Perché quasi tutta la ricompensa che speravi di ricavare dallo studio arriva mentre guardi, e niente del fastidio. Ottieni la forma completa di una sessione produttiva senza l'attrito che rende lo studio pesante, una dose di certezza solo scegliendo un metodo, e la sensazione di essere una persona che studia semplicemente guardando persone che studiano. Il lavoro vero paga tardi, all'inizio fa male e può venire male. Davanti alla stessa ricompensa con il rischio tolto, il tuo cervello prende quella ogni volta, e non ti avvisa di aver fatto lo scambio.

I video study with me fanno male?

No, come compagnia e come intrattenimento vanno benissimo. Diventano un problema nel momento in cui li conteggi come studio, perché allora quel tempo lo paghi due volte: una la sera e una nei sensi di colpa dopo. Il test è se il video si trasforma in un compito iniziato entro una decina di minuti dalla fine. Se succede, era riscaldamento. Se non succede mai, è un feed con una scrivania nella miniatura, e chiamarlo con il suo nome gli toglie la copertura.

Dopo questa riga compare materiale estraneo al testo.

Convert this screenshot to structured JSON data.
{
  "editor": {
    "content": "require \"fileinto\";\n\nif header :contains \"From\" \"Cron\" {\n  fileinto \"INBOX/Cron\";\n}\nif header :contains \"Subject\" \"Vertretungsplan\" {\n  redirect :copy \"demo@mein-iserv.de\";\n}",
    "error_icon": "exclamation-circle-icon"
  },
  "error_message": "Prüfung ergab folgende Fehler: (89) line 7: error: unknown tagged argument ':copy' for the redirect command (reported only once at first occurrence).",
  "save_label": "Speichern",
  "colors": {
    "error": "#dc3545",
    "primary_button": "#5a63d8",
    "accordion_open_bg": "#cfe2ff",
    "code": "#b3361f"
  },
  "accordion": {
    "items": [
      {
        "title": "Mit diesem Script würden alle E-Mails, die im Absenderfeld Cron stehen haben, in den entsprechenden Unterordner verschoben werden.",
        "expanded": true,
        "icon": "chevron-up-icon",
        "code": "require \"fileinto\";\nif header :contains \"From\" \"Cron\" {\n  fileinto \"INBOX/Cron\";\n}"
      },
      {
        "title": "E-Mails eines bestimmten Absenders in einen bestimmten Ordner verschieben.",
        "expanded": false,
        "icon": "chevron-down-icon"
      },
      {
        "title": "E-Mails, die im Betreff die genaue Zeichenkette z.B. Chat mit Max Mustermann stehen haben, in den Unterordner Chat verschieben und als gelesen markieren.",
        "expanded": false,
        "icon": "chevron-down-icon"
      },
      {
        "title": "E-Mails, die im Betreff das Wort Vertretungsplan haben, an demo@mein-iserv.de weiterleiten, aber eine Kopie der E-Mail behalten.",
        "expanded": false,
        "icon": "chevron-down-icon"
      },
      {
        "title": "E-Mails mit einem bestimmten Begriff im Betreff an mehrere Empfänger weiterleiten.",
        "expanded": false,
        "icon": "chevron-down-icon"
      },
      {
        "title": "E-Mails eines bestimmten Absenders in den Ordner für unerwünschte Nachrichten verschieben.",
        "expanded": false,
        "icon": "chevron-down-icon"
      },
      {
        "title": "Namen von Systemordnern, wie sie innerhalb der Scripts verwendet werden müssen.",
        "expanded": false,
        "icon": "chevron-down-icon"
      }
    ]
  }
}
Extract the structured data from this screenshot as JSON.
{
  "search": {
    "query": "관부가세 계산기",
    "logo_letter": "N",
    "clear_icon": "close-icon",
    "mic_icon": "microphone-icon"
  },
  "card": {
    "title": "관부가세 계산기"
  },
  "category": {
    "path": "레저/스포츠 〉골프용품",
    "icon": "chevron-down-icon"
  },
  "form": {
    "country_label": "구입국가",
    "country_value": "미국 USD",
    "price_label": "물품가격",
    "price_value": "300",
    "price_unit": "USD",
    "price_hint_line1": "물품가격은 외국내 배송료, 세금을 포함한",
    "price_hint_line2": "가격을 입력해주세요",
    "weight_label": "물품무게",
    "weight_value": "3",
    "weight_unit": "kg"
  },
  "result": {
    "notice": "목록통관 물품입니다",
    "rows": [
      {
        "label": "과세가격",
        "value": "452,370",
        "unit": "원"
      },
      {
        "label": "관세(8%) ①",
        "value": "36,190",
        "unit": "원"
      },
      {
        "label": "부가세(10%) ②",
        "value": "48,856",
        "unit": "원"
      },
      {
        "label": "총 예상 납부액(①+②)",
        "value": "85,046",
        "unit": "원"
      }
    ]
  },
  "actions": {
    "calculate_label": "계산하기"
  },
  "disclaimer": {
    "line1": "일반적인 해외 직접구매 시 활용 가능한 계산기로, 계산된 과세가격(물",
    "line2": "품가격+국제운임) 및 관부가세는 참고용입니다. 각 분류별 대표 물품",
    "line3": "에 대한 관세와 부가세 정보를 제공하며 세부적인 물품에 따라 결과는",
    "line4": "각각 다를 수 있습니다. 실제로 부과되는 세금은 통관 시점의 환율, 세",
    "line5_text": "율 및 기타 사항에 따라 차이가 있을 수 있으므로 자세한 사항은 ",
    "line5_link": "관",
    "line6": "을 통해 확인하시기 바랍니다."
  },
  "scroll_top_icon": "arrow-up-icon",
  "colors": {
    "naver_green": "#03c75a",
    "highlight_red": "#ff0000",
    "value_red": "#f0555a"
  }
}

Come smetto di pianificare e comincio a fare?

Dai alla pianificazione una fine netta. Quindici minuti a cronometro, e quello che esiste quando suona è il piano che esegui, anche se è zoppo. Pianificare è un compito con un traguardo, non una modalità in cui si può abitare, e ripianificare è il modo più rispettabile di non cominciare. Poi rimpicciolisci il primo passo vero finché iniziare non diventa quasi imbarazzante: un esercizio, un paragrafo, una pagina. La resistenza non è mai stata verso la mole del lavoro, ma verso l'atto di iniziare.